C.     Contoh Penggunaan Al-Qur’an, Hadis dan Ijtihad Sebagai Sumber Tafsiran Ahmad Hassan
Sumber-Sumber Penafsiran
Diantara sumber-sumber yang dijadikan rujukan oleh A. Hassan dalam menafsirkan ayat-ayat al-Qur’an yang terdapat dalam kitab tafsirnya yaitu tafsir al-Furqan adalah:
·         Al-Qur’an
Penggunaan al-Qur’an sebagai sumber rujukan dalam penafsiran ini menunjukkan bahwa A. Hassan mencoba memunculkan munasabah ayat antara satu ayat dengan ayat lain.  Sebagaimana contoh penafsiran beliau dalam QS. al-Maidah ayat 1:
 ,,, أُحِلَّتْ لَكُمْ بَهِيمَةُ الأنْعَامِ إِلا مَا يُتْلَى عَلَيْكُمْ ,,,
….Dihalalkan bagi kamu binatang ternak, kecuali yang akan dibacakan kepadamu
Hassan menambahkan penjelasan mengenai ayat tersebut dalam catatan kaki no 642 bahwa yang dihalalkan adalah binatang-binatang ternak seperti sapi, onta, dll. Sedangkan yang dimaksud yang diharamkan adalah hanya empat perkara, yaitu: daging bangkai, darah, babi, dan sesuatu yang yang disembelih untuk selain allah sebagaimana yang diterangkan dalam ayat selanjutnya yaitu QS. al-Maidah ayat 3[7].
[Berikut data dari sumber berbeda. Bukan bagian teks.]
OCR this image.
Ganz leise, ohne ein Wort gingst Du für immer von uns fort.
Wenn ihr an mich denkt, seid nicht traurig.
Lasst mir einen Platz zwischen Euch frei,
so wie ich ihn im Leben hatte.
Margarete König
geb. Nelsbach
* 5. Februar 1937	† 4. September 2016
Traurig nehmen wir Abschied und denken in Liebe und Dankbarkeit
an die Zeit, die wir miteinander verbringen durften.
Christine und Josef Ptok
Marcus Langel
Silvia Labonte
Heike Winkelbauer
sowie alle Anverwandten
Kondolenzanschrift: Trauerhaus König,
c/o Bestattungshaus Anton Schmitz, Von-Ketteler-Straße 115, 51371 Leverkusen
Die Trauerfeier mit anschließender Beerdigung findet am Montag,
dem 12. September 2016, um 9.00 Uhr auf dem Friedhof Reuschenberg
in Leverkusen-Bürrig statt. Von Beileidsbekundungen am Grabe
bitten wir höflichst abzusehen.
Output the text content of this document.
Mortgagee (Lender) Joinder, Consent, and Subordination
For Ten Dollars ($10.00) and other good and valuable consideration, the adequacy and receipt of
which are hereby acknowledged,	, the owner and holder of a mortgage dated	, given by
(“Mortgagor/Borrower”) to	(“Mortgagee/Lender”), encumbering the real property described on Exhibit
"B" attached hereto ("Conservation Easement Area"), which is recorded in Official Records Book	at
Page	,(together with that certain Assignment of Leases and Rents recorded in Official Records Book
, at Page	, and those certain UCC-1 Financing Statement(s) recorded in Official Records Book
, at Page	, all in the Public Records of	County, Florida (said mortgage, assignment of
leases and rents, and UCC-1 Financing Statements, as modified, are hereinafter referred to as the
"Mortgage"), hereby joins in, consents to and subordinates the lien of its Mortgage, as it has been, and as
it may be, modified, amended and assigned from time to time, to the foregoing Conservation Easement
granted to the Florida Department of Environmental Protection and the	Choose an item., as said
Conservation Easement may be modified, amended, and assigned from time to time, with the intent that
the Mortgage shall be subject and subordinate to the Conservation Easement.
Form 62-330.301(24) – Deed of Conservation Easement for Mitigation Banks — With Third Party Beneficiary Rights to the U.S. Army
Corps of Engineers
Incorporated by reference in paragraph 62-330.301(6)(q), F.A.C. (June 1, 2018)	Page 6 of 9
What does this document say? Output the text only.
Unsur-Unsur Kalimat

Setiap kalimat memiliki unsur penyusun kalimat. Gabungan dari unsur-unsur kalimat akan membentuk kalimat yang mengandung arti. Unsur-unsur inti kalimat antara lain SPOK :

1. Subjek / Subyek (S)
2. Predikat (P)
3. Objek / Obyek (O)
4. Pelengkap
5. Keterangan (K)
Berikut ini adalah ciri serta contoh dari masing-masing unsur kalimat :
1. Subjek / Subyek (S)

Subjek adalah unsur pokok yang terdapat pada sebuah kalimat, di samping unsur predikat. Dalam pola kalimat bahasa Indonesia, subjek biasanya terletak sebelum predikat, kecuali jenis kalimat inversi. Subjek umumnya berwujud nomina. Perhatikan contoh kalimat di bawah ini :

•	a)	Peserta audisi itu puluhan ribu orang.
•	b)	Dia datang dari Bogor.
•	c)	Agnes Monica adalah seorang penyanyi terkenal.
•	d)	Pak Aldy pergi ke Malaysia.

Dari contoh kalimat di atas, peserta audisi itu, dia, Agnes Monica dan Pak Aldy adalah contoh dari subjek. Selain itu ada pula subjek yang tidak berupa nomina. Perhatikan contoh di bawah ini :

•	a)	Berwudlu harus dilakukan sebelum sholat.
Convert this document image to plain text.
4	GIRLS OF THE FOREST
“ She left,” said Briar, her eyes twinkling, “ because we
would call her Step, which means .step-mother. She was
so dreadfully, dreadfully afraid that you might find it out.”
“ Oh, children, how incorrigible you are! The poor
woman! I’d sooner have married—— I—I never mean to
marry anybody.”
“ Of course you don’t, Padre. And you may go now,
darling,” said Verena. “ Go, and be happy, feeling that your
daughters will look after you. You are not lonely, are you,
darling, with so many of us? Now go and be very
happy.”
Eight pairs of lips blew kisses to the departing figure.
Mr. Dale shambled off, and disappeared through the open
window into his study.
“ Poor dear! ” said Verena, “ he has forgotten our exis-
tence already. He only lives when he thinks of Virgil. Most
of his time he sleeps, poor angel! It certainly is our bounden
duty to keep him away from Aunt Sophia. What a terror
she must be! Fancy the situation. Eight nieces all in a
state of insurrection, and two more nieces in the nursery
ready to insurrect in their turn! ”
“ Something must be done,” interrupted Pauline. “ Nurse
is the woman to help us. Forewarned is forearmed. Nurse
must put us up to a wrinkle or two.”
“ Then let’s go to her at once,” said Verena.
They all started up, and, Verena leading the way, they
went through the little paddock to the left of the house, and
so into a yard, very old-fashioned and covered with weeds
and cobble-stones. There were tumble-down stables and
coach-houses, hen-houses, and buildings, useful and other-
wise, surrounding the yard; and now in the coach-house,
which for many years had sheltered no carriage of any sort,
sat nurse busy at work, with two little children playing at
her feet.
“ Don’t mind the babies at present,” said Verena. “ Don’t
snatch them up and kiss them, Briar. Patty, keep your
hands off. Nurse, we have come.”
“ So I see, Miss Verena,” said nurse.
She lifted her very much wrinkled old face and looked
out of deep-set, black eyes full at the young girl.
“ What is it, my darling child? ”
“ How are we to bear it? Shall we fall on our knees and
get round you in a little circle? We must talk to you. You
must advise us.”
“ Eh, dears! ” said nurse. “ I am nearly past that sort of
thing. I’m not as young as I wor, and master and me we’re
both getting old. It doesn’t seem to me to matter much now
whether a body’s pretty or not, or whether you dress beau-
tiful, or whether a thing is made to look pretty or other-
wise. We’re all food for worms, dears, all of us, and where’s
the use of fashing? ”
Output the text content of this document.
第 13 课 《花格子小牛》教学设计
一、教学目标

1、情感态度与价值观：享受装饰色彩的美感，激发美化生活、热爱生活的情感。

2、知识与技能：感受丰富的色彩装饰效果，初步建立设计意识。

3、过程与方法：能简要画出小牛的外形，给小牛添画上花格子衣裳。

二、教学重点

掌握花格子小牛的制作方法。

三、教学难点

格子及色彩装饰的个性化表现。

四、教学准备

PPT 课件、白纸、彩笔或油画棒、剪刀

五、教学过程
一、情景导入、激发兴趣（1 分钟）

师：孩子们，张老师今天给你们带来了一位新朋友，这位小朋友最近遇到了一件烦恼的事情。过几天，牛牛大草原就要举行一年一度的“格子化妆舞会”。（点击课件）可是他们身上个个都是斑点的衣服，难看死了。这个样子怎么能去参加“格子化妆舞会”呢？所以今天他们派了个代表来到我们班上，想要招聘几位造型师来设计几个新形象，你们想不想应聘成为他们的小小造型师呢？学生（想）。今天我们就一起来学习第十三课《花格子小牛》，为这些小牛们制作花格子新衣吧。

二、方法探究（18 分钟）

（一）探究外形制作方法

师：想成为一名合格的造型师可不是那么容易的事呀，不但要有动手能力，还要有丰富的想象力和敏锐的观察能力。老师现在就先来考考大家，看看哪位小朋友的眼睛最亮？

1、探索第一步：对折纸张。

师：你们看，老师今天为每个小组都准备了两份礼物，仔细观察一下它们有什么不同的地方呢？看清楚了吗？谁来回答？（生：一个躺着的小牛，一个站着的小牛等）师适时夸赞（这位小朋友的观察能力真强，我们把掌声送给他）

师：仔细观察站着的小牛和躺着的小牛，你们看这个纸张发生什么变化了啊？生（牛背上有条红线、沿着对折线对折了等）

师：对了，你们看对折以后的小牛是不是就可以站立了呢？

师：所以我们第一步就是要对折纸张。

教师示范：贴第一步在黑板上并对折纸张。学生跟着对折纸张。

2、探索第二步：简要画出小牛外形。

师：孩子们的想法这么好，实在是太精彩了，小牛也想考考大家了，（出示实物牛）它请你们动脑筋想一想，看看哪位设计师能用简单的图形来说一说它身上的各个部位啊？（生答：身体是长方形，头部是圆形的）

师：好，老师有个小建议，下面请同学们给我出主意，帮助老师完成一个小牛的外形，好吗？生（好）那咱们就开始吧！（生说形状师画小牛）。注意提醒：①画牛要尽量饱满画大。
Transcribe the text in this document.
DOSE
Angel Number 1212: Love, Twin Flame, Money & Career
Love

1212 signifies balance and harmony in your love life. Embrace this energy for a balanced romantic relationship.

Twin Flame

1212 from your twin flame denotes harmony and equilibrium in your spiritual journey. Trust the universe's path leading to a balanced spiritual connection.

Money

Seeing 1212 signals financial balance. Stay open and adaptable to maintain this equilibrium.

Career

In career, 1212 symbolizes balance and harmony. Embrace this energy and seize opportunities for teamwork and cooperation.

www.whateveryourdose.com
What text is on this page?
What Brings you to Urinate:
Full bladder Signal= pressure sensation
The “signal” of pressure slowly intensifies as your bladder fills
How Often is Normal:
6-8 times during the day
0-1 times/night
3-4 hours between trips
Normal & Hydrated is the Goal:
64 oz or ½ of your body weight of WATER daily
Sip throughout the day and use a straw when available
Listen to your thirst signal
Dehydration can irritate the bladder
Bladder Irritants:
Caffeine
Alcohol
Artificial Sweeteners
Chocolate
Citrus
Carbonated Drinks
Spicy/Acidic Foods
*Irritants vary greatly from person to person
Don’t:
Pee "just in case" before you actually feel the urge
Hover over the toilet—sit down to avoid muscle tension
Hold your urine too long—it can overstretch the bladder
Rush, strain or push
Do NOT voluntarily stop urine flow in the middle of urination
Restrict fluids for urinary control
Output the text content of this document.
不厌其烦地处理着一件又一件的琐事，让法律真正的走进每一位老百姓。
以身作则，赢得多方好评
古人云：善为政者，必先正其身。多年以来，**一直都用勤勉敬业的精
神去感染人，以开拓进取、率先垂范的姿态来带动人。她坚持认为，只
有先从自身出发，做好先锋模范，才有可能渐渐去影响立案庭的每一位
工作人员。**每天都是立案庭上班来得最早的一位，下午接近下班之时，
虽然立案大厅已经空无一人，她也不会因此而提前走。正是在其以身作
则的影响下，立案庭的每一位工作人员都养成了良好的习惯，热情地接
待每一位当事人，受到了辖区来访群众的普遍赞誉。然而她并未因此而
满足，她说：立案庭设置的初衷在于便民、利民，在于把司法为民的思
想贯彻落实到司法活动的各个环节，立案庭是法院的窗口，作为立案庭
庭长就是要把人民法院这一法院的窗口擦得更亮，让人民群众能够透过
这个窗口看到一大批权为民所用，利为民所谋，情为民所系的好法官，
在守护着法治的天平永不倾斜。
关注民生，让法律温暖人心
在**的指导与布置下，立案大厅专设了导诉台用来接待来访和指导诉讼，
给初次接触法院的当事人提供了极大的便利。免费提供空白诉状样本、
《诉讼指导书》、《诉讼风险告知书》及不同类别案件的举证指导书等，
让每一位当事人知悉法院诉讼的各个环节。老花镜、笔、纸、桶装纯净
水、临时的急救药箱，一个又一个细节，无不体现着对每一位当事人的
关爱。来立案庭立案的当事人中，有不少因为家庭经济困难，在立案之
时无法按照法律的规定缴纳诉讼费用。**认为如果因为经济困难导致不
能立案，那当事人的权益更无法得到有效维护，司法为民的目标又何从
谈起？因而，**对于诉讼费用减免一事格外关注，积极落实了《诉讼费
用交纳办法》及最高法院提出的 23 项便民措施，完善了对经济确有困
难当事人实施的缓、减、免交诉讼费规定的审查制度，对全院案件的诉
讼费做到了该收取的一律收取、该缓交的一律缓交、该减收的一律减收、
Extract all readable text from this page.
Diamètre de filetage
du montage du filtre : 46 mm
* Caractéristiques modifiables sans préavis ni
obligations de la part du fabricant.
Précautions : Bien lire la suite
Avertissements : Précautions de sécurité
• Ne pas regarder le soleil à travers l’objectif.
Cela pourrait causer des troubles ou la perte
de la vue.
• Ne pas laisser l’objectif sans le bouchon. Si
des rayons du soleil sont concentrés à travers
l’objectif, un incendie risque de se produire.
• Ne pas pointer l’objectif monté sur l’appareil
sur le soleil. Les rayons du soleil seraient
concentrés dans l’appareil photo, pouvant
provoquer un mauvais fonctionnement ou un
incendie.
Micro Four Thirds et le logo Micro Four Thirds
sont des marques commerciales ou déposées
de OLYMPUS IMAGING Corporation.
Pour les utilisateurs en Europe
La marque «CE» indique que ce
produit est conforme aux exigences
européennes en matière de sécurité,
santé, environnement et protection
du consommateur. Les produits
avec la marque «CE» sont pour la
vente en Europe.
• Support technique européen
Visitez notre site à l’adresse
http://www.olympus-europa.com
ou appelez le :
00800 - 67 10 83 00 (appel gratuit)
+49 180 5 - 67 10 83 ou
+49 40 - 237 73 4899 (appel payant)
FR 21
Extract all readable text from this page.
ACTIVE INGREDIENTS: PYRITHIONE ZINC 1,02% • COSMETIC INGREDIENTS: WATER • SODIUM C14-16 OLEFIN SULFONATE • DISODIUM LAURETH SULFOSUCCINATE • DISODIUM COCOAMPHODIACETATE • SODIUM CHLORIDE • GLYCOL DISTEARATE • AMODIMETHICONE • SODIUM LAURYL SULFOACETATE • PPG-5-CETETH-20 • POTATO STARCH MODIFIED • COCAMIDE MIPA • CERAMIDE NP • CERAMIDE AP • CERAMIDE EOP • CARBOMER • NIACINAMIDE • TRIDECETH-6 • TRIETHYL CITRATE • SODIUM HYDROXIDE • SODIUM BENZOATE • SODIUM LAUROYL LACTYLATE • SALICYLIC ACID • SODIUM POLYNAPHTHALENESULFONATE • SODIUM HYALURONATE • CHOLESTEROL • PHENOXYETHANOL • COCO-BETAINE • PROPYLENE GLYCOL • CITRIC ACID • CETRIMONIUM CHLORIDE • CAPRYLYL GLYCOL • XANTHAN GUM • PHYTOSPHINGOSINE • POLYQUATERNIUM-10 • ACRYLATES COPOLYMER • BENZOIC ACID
حُرِّمَتْ عَلَيْكُمُ الْمَيْتَةُ وَالدَّمُ وَلَحْمُ الْخِنْزِيرِ وَمَا أُهِلَّ لِغَيْرِ اللَّهِ بِهِ وَالْمُنْخَنِقَةُ وَالْمَوْقُوذَةُ وَالْمُتَرَدِّيَةُ وَالنَّطِيحَةُ وَمَا أَكَلَ السَّبُعُ إِلا مَا ذَكَّيْتُمْ وَمَا ذُبِحَ عَلَى النُّصُبِ وَأَنْ تَسْتَقْسِمُوا بِالأزْلامِ ذَلِكُمْ فِسْقٌ….
·         Hadis
Sumber penafsiran kedua yang dipakai oleh A. Hassan dalam menafsirkan ayat-ayat al-Qur’an adalah hadis. Hal ini terlihat jelas dalam penafsiran beliau terhadap QS. al-Baqarah ayat 238 tentang shalat wusta.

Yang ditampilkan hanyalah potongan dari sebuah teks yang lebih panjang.